Read Type: Video. created on 2010.03.04

Health

A Doctor's Vision of the Future of Medicine
by Leroy Hood. Newsweek. Published on-line Jun 27, 2009

Larry's comment: Leroy Hood is a visionary with a strong track record of innovation. His vision of an emerging P4 medicine-predictive, personalized, preventive and participatory-is a vision I personally believe in and it is the basis of much of Calit2's research into the Digital Transformation of Health over the next decade. Many aspects of the advances in technology that will radically change the practice of medicine are already reality in laboratories. I have worked with Lee for over 15 years and look forward to deeper collaborations to bring this vision into reality.

Read Type: Weblink. created on 2010.03.25
Food Rules: An Eater's Manual (2009)
Michael Pollan

Larry's comment: Another useful book by Pollan, one of the leaders in the movement on how best to grow and consume nutritious food.

Read Type: Book. created on 2010.02.08
The Blue Zones: Lessons for Living Longer From the People Who've Lived the Longest (2009)
by Dan Buettner

Larry's comment: The rapidly growing field of research on successful aging takes an anthropological twist. This book describes the lifestyles of those who live, with high quality of life, well beyond 100 in four "Blue Zones" located in Sardinia, Okinawa, California, and Costa Rica. Besides the expected factors of diet and exercise, Buettner shows that social networks, family ties, and spirituality are key factors. He reduces what he has observed into nine sensible strategies, which are quite similar to other books I will describe here. It would seem that a fairly solid basis for healthy living is emerging from many different directions of research.

Read Type: Book. created on 2010.03.25
The Program: The Brain-Smart Approach to the Healthiest You (2009)
by Kelly Traver and Betty Kelly Sargent

Larry's comment: Kelly Traver, who is on the Board of the Institute of the Future with me, distills her experience as a doctor into an easy-to-understand and follow 12 week program for increasing your health. Her conclusions are similar to other books I will review here: eat less, eat high quality real food, exercise regularly, get sufficient sleep, and manage stress. What makes her book different is the first section describing the results of the last few decades of brain research, which give us insights into how we can modify our behavior in a sustainable fashion. She then applies these neuroscience insights in her 12 week program. Note the focus is NOT on losing weight or dieting, but rather on becoming a healthier person. If you do that your body naturally adjusts itself to a weight, which is likely lower than your current weight, unless you are already following these suggestions. Kelly also describes how her Program, adopted by Stanford University and Google, can promote successful aging, while helping to prevent or reduce the impact of a wide range of chronic diseases. If you have been having problems following diet books, give this one a read!

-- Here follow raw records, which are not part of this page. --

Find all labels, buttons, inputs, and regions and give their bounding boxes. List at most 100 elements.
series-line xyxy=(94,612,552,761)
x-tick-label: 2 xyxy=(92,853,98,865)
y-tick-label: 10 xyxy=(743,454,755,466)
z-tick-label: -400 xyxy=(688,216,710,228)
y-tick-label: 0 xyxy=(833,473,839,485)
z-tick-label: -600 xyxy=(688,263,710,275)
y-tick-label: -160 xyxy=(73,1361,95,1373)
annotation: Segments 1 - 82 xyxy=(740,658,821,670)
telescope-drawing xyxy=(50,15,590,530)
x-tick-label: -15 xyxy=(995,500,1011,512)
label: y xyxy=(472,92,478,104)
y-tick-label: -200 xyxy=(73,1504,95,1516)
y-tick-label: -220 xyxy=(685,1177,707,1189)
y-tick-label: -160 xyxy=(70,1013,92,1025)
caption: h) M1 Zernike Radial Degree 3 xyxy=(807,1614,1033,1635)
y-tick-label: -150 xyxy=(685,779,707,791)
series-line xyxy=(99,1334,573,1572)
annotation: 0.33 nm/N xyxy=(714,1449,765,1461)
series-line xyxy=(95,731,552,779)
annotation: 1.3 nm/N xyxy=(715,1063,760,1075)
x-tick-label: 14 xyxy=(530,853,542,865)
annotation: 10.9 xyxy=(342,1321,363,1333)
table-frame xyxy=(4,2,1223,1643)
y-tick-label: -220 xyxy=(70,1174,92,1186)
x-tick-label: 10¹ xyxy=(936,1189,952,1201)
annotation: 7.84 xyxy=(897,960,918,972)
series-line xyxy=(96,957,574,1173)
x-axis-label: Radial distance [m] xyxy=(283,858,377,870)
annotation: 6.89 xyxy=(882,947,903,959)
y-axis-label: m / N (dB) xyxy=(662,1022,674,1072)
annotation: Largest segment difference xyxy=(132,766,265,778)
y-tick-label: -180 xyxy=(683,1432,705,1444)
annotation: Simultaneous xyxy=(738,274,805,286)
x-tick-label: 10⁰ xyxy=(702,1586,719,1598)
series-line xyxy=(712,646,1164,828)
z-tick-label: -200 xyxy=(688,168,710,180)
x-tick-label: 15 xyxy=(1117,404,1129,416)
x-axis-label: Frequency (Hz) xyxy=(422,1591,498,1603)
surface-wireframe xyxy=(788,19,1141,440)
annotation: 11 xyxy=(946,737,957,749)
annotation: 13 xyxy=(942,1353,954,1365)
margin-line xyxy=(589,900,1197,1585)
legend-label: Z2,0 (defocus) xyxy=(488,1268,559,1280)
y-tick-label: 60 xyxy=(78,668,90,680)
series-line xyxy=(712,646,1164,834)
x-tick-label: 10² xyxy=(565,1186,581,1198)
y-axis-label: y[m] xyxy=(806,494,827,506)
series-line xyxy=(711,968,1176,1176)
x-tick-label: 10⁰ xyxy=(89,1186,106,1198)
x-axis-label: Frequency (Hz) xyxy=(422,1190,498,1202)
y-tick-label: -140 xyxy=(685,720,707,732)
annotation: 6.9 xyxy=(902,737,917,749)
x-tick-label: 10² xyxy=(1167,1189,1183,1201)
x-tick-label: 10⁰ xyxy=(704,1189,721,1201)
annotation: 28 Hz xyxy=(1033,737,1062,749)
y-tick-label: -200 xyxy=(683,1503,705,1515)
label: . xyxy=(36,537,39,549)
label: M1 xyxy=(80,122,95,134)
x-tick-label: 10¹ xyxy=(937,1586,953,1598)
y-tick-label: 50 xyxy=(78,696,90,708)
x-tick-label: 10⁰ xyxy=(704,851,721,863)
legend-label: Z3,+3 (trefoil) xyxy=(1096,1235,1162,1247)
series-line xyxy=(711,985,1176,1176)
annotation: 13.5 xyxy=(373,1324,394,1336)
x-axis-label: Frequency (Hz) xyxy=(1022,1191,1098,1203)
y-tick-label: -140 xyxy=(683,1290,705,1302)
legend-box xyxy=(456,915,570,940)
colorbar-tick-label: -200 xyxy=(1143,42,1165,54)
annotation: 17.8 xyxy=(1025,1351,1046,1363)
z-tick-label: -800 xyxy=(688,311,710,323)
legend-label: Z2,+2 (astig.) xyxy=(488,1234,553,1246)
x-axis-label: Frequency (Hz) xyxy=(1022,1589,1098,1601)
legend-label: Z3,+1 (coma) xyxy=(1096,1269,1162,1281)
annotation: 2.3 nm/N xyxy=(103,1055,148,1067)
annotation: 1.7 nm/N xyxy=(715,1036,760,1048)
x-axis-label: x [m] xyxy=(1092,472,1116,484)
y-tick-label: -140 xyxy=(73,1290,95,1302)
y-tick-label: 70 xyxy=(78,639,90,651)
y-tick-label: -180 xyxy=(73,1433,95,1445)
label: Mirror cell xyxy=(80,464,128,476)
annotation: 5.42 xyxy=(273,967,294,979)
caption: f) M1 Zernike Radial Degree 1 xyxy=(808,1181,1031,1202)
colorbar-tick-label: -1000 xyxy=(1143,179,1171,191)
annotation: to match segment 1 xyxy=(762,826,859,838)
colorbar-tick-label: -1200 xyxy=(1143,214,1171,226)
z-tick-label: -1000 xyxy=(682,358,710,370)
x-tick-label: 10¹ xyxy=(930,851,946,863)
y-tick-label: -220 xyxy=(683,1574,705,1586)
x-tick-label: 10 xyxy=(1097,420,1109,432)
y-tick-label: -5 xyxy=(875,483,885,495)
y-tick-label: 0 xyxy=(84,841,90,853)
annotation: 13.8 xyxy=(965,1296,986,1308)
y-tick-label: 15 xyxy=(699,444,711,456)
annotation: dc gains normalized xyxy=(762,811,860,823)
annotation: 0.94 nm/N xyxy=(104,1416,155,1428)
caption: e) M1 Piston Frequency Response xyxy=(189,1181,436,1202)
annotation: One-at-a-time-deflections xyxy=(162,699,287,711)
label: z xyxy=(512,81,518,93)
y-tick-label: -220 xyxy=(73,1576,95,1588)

Read Type: Book. created on 2010.03.25

Culture

Rainbow's End (2006)
by Vernor Vinge

Larry's comment: Our local (SDSU) Hugo Award winning science fiction author has given us a very insightful and readable views of the near future. Through the characters we see how society changes in the mixed virtual/physical space of wearable Internet interfaces, augmented reality, and the emerging superhuman intelligence. He mixes in major transformations of medicine and longevity science, with a plot centered in San Diego and UCSD. Great mind food!